Порой он задумывался о том, что делает тот же Мстиславский со своим ближним окружением. Не раз бывая с посольскими делами в Польше, он видел отличие тех порядков от московских. И они, что кривить душой-то, нравились ему. По крайней мере, он был бы не против них, если бы они пришли в Москву… Поэтому и молчал. Но вот это, разграбление государева двора, его возмущало…
А в палате слышалось всё то же, подьячие негромко бубнили: «На роту пана Скумина, на сто коней, шестьсот десять злотых двадцать грошей… Да вычесть на пане Андрее Скумине двадцать три злотых десять грошей…»
Все устали от этого занятия. Уже который день они возятся с этими окладами.
Наконец Шереметев остановил этот процесс и велел дьякам посчитать потом остатки того, что осталось за продажей и отдачей польским и литовским людям, и за грабежом, и за разносом, той рухляди, что ещё хранилась на Казённом дворе.
В этот день он распустил всех пораньше, чтобы отдохнули.
Через три дня они собрались на более важное дело. Предстояла оценка двух царских венцов и двух рогов единорога[115]
, тоже предназначенных в уплату польским войскам.Явились все. Пришёл и оценщик Николай, венецианский купец, живший для этого дела в Москве.
Сначала они стали осматривать царские венцы. Эти венцы готовили для государя Димитрия, Гришки Расстриги. Но они так и остались недоделанными…
Николай, оценщик, осматривая первый венец, начал диктовать Варееву:
– Венец золотой, а в нём впереди каменья: яхонт лазорев гранён, велик, цена девять тысяч рублей. Подле яхонта, по сторонам, два изумруда, цена по сто пятьдесят рублей, итого триста рублей…
Он остановился, ожидая, когда дьяк запишет, скрипя пером. Сегодня работал только Андрейка, поскольку другие писали медленно.

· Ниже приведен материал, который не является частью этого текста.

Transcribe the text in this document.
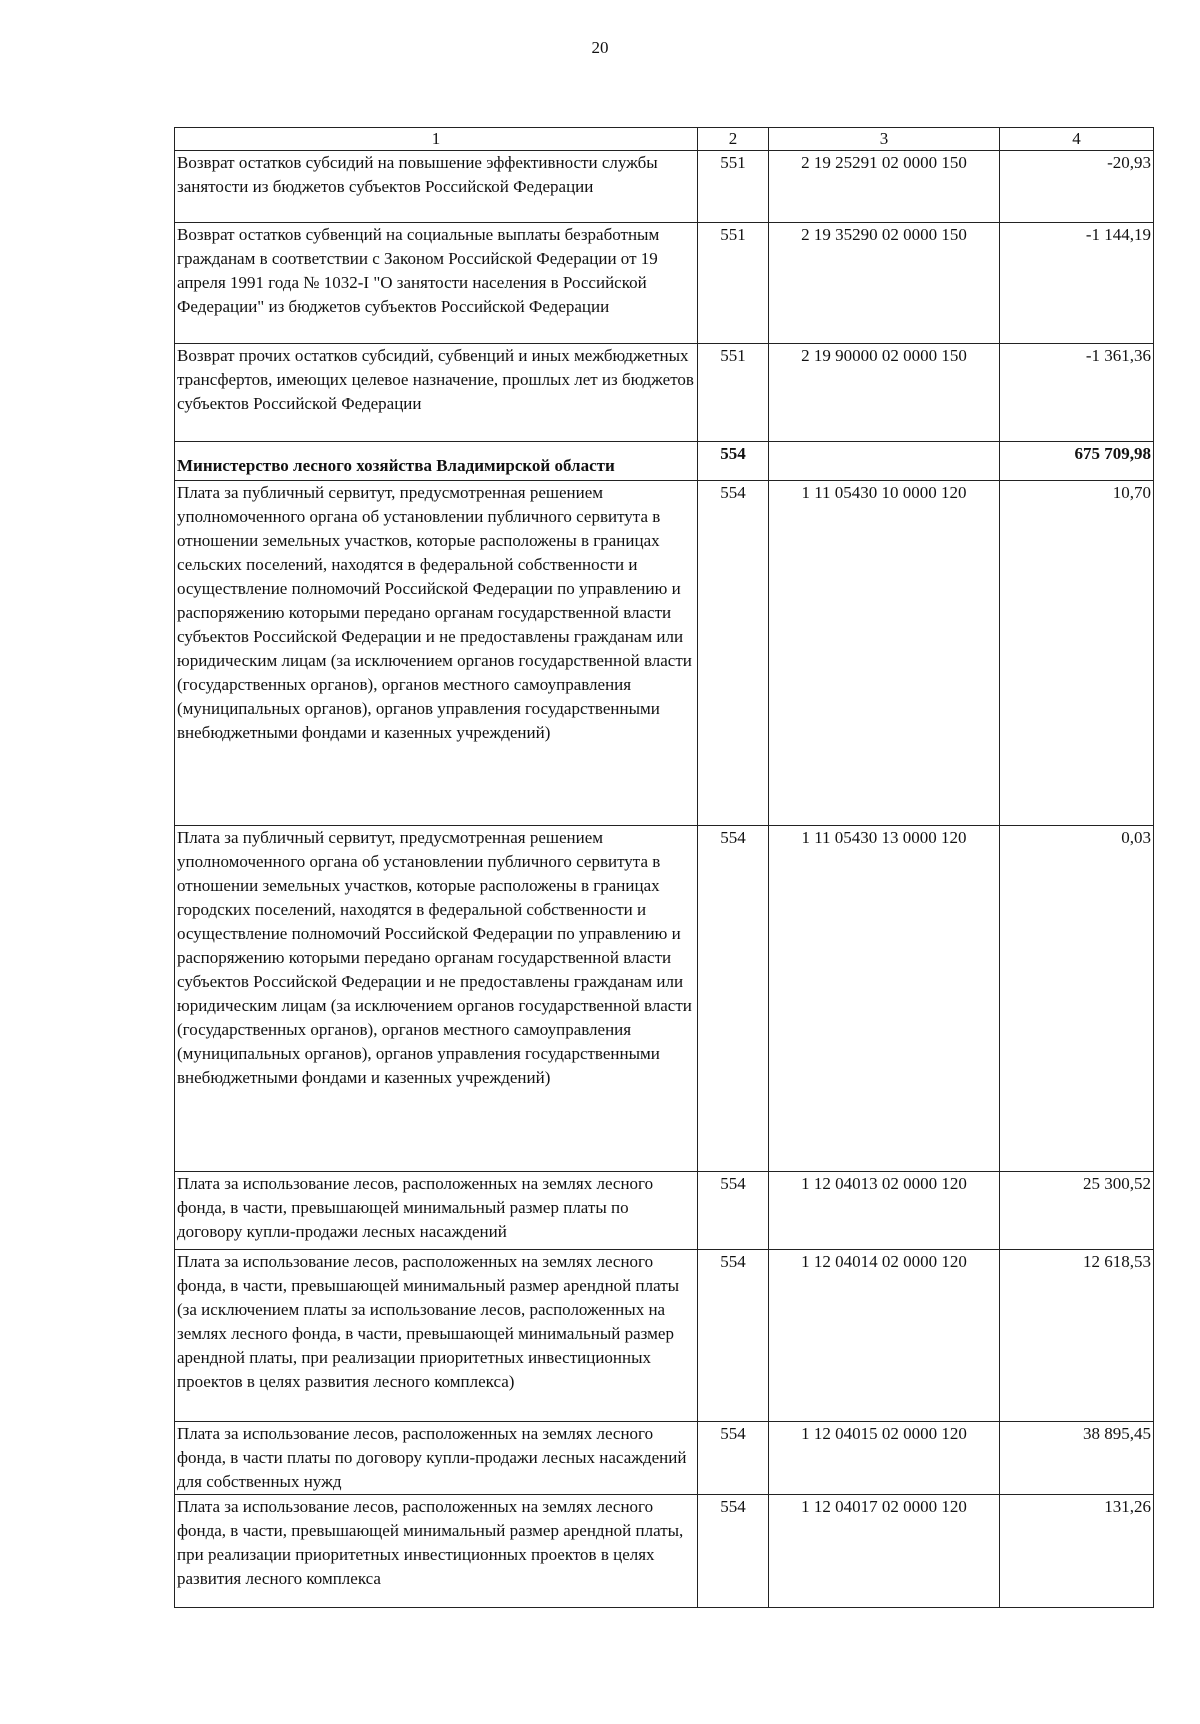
20
1	2	3	4
Возврат остатков субсидий на повышение эффективности службы занятости из бюджетов субъектов Российской Федерации	551	2 19 25291 02 0000 150	-20,93
Возврат остатков субвенций на социальные выплаты безработным гражданам в соответствии с Законом Российской Федерации от 19 апреля 1991 года № 1032-I "О занятости населения в Российской Федерации" из бюджетов субъектов Российской Федерации	551	2 19 35290 02 0000 150	-1 144,19
Возврат прочих остатков субсидий, субвенций и иных межбюджетных трансфертов, имеющих целевое назначение, прошлых лет из бюджетов субъектов Российской Федерации	551	2 19 90000 02 0000 150	-1 361,36
Министерство лесного хозяйства Владимирской области	554		675 709,98
Плата за публичный сервитут, предусмотренная решением уполномоченного органа об установлении публичного сервитута в отношении земельных участков, которые расположены в границах сельских поселений, находятся в федеральной собственности и осуществление полномочий Российской Федерации по управлению и распоряжению которыми передано органам государственной власти субъектов Российской Федерации и не предоставлены гражданам или юридическим лицам (за исключением органов государственной власти (государственных органов), органов местного самоуправления (муниципальных органов), органов управления государственными внебюджетными фондами и казенных учреждений)	554	1 11 05430 10 0000 120	10,70
Плата за публичный сервитут, предусмотренная решением уполномоченного органа об установлении публичного сервитута в отношении земельных участков, которые расположены в границах городских поселений, находятся в федеральной собственности и осуществление полномочий Российской Федерации по управлению и распоряжению которыми передано органам государственной власти субъектов Российской Федерации и не предоставлены гражданам или юридическим лицам (за исключением органов государственной власти (государственных органов), органов местного самоуправления (муниципальных органов), органов управления государственными внебюджетными фондами и казенных учреждений)	554	1 11 05430 13 0000 120	0,03
Плата за использование лесов, расположенных на землях лесного фонда, в части, превышающей минимальный размер платы по договору купли-продажи лесных насаждений	554	1 12 04013 02 0000 120	25 300,52
Плата за использование лесов, расположенных на землях лесного фонда, в части, превышающей минимальный размер арендной платы (за исключением платы за использование лесов, расположенных на землях лесного фонда, в части, превышающей минимальный размер арендной платы, при реализации приоритетных инвестиционных проектов в целях развития лесного комплекса)	554	1 12 04014 02 0000 120	12 618,53
Плата за использование лесов, расположенных на землях лесного фонда, в части платы по договору купли-продажи лесных насаждений для собственных нужд	554	1 12 04015 02 0000 120	38 895,45
Плата за использование лесов, расположенных на землях лесного фонда, в части, превышающей минимальный размер арендной платы, при реализации приоритетных инвестиционных проектов в целях развития лесного комплекса	554	1 12 04017 02 0000 120	131,26
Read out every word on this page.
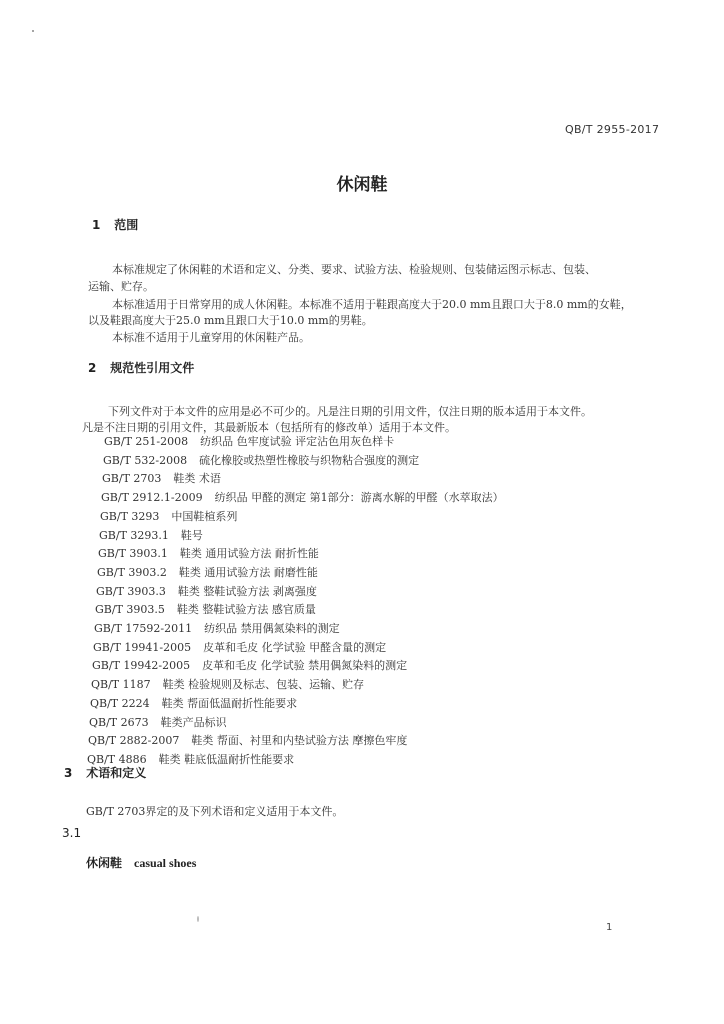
QB/T 2955-2017
休闲鞋
1 范围
本标准规定了休闲鞋的术语和定义、分类、要求、试验方法、检验规则、包装储运图示标志、包装、
运输、贮存。
本标准适用于日常穿用的成人休闲鞋。本标准不适用于鞋跟高度大于20.0 mm且跟口大于8.0 mm的女鞋，
以及鞋跟高度大于25.0 mm且跟口大于10.0 mm的男鞋。
本标准不适用于儿童穿用的休闲鞋产品。
2 规范性引用文件
下列文件对于本文件的应用是必不可少的。凡是注日期的引用文件，仅注日期的版本适用于本文件。
凡是不注日期的引用文件，其最新版本（包括所有的修改单）适用于本文件。
GB/T 251-2008 纺织品 色牢度试验 评定沾色用灰色样卡
GB/T 532-2008 硫化橡胶或热塑性橡胶与织物粘合强度的测定
GB/T 2703 鞋类 术语
GB/T 2912.1-2009 纺织品 甲醛的测定 第1部分：游离水解的甲醛（水萃取法）
GB/T 3293 中国鞋楦系列
GB/T 3293.1 鞋号
GB/T 3903.1 鞋类 通用试验方法 耐折性能
GB/T 3903.2 鞋类 通用试验方法 耐磨性能
GB/T 3903.3 鞋类 整鞋试验方法 剥离强度
GB/T 3903.5 鞋类 整鞋试验方法 感官质量
GB/T 17592-2011 纺织品 禁用偶氮染料的测定
GB/T 19941-2005 皮革和毛皮 化学试验 甲醛含量的测定
GB/T 19942-2005 皮革和毛皮 化学试验 禁用偶氮染料的测定
QB/T 1187 鞋类 检验规则及标志、包装、运输、贮存
QB/T 2224 鞋类 帮面低温耐折性能要求
QB/T 2673 鞋类产品标识
QB/T 2882-2007 鞋类 帮面、衬里和内垫试验方法 摩擦色牢度
QB/T 4886 鞋类 鞋底低温耐折性能要求
3 术语和定义
GB/T 2703界定的及下列术语和定义适用于本文件。
3.1
休闲鞋 casual shoes
1
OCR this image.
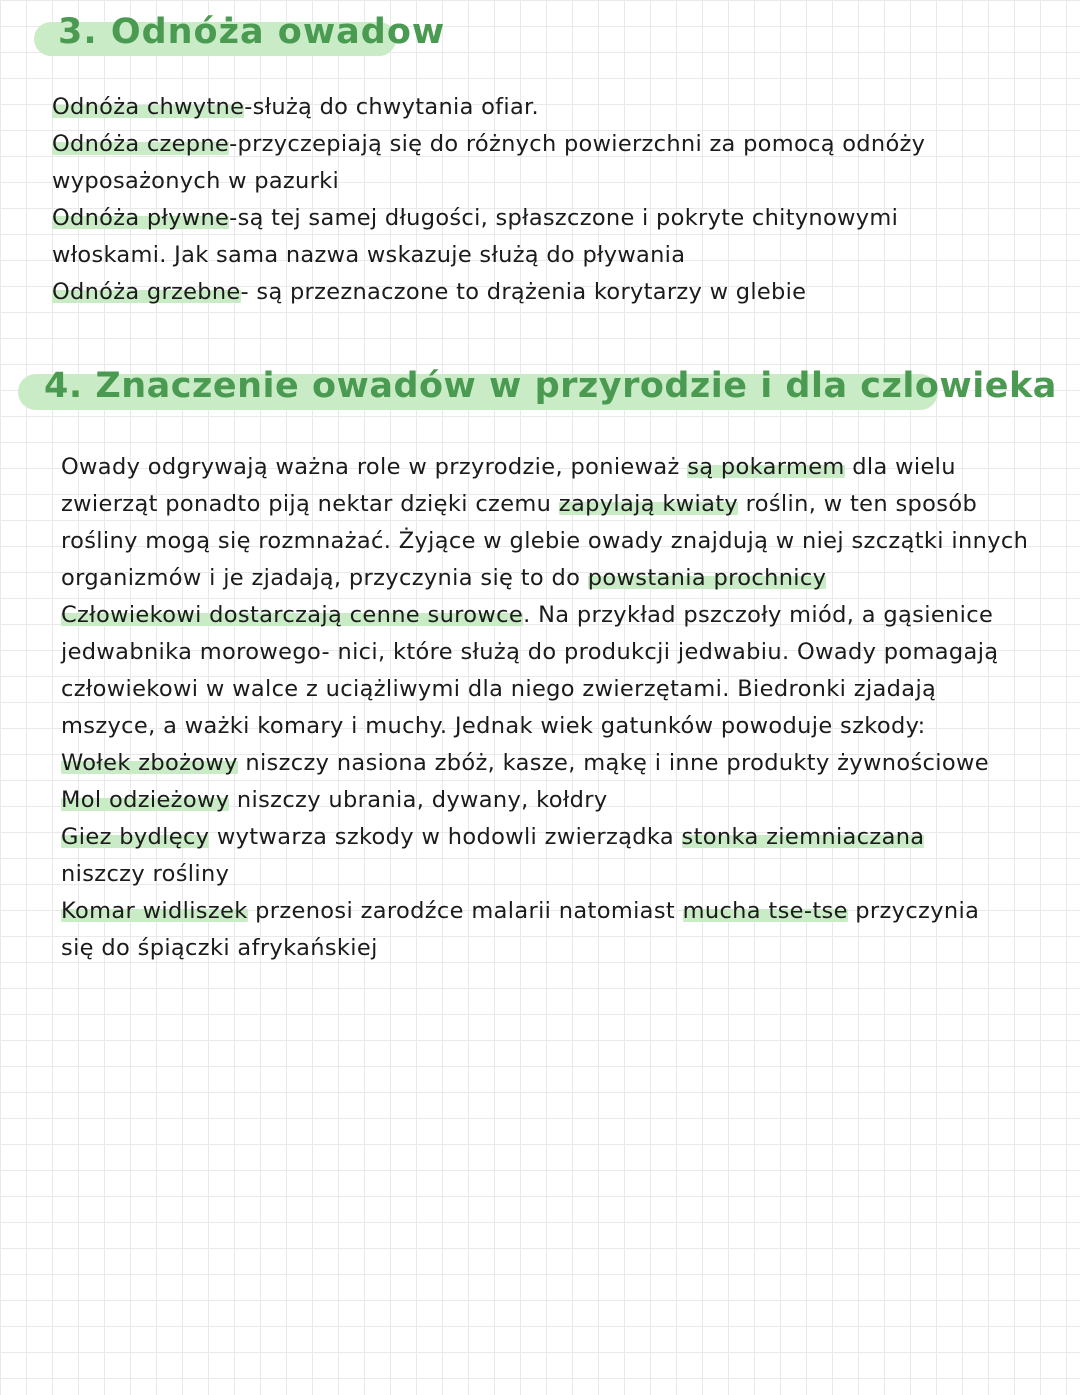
3. Odnóża owadow
Odnóża chwytne-służą do chwytania ofiar.
Odnóża czepne-przyczepiają się do różnych powierzchni za pomocą odnóży
wyposażonych w pazurki
Odnóża pływne-są tej samej długości, spłaszczone i pokryte chitynowymi
włoskami. Jak sama nazwa wskazuje służą do pływania
Odnóża grzebne- są przeznaczone to drążenia korytarzy w glebie
4. Znaczenie owadów w przyrodzie i dla czlowieka
Owady odgrywają ważna role w przyrodzie, ponieważ są pokarmem dla wielu
zwierząt ponadto piją nektar dzięki czemu zapylają kwiaty roślin, w ten sposób
rośliny mogą się rozmnażać. Żyjące w glebie owady znajdują w niej szczątki innych
organizmów i je zjadają, przyczynia się to do powstania prochnicy
Człowiekowi dostarczają cenne surowce. Na przykład pszczoły miód, a gąsienice
jedwabnika morowego- nici, które służą do produkcji jedwabiu. Owady pomagają
człowiekowi w walce z uciążliwymi dla niego zwierzętami. Biedronki zjadają
mszyce, a ważki komary i muchy. Jednak wiek gatunków powoduje szkody:
Wołek zbożowy niszczy nasiona zbóż, kasze, mąkę i inne produkty żywnościowe
Mol odzieżowy niszczy ubrania, dywany, kołdry
Giez bydlęcy wytwarza szkody w hodowli zwierządka stonka ziemniaczana
niszczy rośliny
Komar widliszek przenosi zarodźce malarii natomiast mucha tse-tse przyczynia
się do śpiączki afrykańskiej
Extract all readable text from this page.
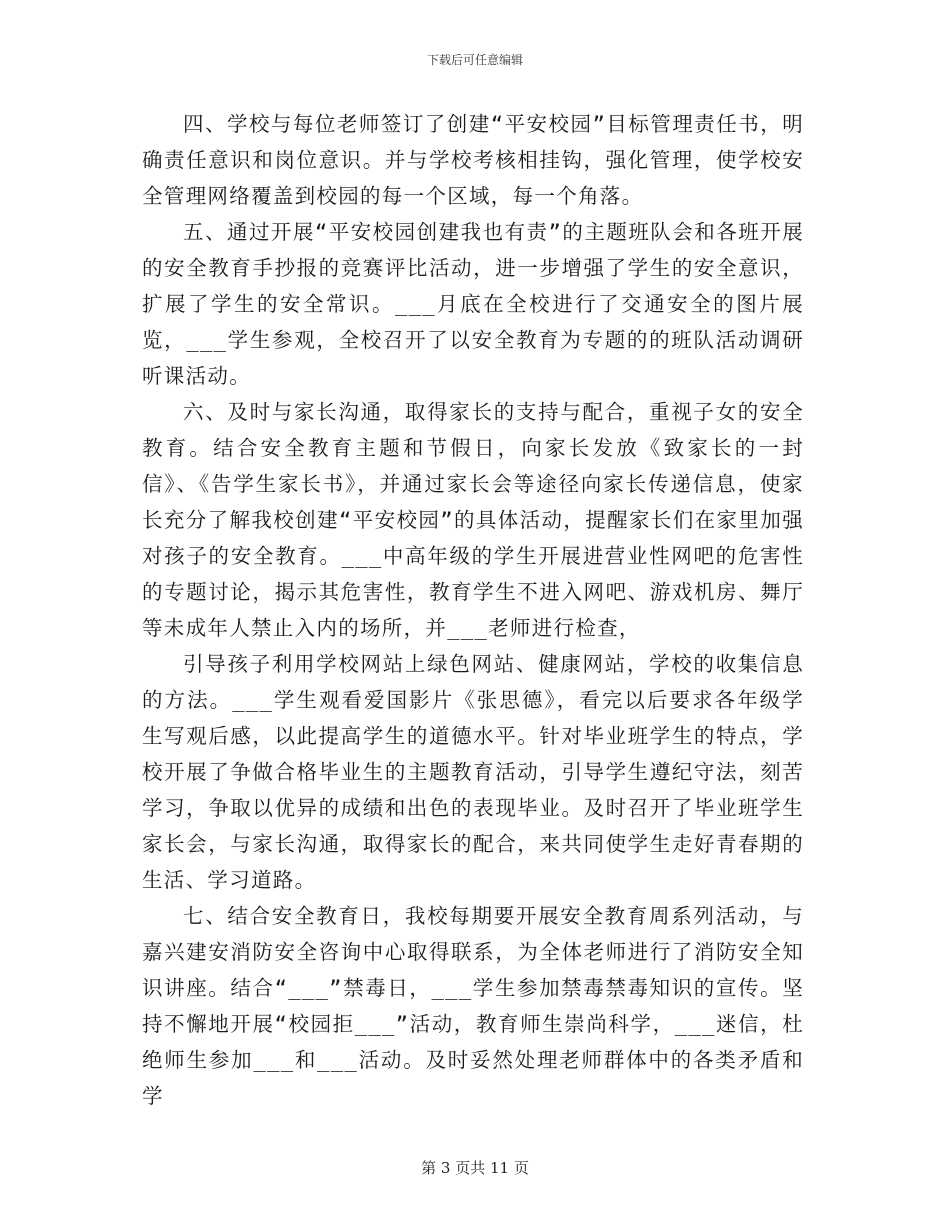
下载后可任意编辑

四、学校与每位老师签订了创建“平安校园”目标管理责任书，明确责任意识和岗位意识。并与学校考核相挂钩，强化管理，使学校安全管理网络覆盖到校园的每一个区域，每一个角落。

五、通过开展“平安校园创建我也有责”的主题班队会和各班开展的安全教育手抄报的竞赛评比活动，进一步增强了学生的安全意识，扩展了学生的安全常识。___月底在全校进行了交通安全的图片展览，___学生参观，全校召开了以安全教育为专题的的班队活动调研听课活动。

六、及时与家长沟通，取得家长的支持与配合，重视子女的安全教育。结合安全教育主题和节假日，向家长发放《致家长的一封信》、《告学生家长书》，并通过家长会等途径向家长传递信息，使家长充分了解我校创建“平安校园”的具体活动，提醒家长们在家里加强对孩子的安全教育。___中高年级的学生开展进营业性网吧的危害性的专题讨论，揭示其危害性，教育学生不进入网吧、游戏机房、舞厅等未成年人禁止入内的场所，并___老师进行检查，

引导孩子利用学校网站上绿色网站、健康网站，学校的收集信息的方法。___学生观看爱国影片《张思德》，看完以后要求各年级学生写观后感，以此提高学生的道德水平。针对毕业班学生的特点，学校开展了争做合格毕业生的主题教育活动，引导学生遵纪守法，刻苦学习，争取以优异的成绩和出色的表现毕业。及时召开了毕业班学生家长会，与家长沟通，取得家长的配合，来共同使学生走好青春期的生活、学习道路。

七、结合安全教育日，我校每期要开展安全教育周系列活动，与嘉兴建安消防安全咨询中心取得联系，为全体老师进行了消防安全知识讲座。结合“___”禁毒日，___学生参加禁毒禁毒知识的宣传。坚持不懈地开展“校园拒___”活动，教育师生崇尚科学，___迷信，杜绝师生参加___和___活动。及时妥然处理老师群体中的各类矛盾和学

第 3 页共 11 页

– Да против большого яхонта лазоревого, назади, яхонт гранён синь, цена триста рублей, – продолжил он дальше. – Над большим лазоревым камнем городок, а в нём яхонт червчат, цена двести рублей… И всего в венце каменьев и жемчугу цена, опричь золота, двадцать тысяч сорок один рубль. А польскими злотыми шестьдесят шесть тысяч восемьсот три злотых и десять грошей!
Затем перешли ко второму венцу.
– Венец золотой новый, недоделан, а в нём впереди камень изумруд велик, в гнезде, цена пятьсот рублей… Над ним алмаз велик, в гнезде, цена тысяча двести рублей… И всего цены венцу и с золотом, польскими злотыми, двадцать семь тысяч триста сорок один злотый и пятнадцать грошей!
Слушая эту оценку, Волконский вспомнил, как недавно специально к Мстиславскому приезжал Адам Жолкевский, и не зачем-нибудь, а вот также, за ценностями. Приезжал он от имени королевича Владислава и увёз два рога единорога, украшенные драгоценностями…
«Да, видно, плохи дела у короля с казной-то!» – не знал он, как и увязать-то постоянно пустую польскую казну с притязанием короля на ту же Московию, на её богатства…
Тогда ценил тоже вот этот же венецианец, Николай. Один из рогов потянул, по оценке, на громадную сумму, в сто сорок тысяч рублей. Польскими же выходило четыреста шестьдесят тысяч триста тридцать три злотых. Другой рог был нецелым. С обоих концов он был потёрт. Его оценили в шестьдесят три тысячи рублей. В переводе на польские злотые получалось двести девять тысяч… И тогда Адам, показав на потёртый рог, сказал, что такой он видел в иных государствах. Оценили его купцы в двести тысяч золотых угорских!.. [116]
Но вот такого целого, как первый, он, сколько живёт, не видал ещё нигде…Закончив в этот день очередные дела с окладами, Фёдор Иванович отпустил всех, остался один. Приказные палаты опустели. А он всё сидел и сидел за своим столом.
Затем, тяжело поднявшись с лавки, он вздохнул.
– Ну что ж! И мне пора домой, – промолвив, вышел он из приказной палаты.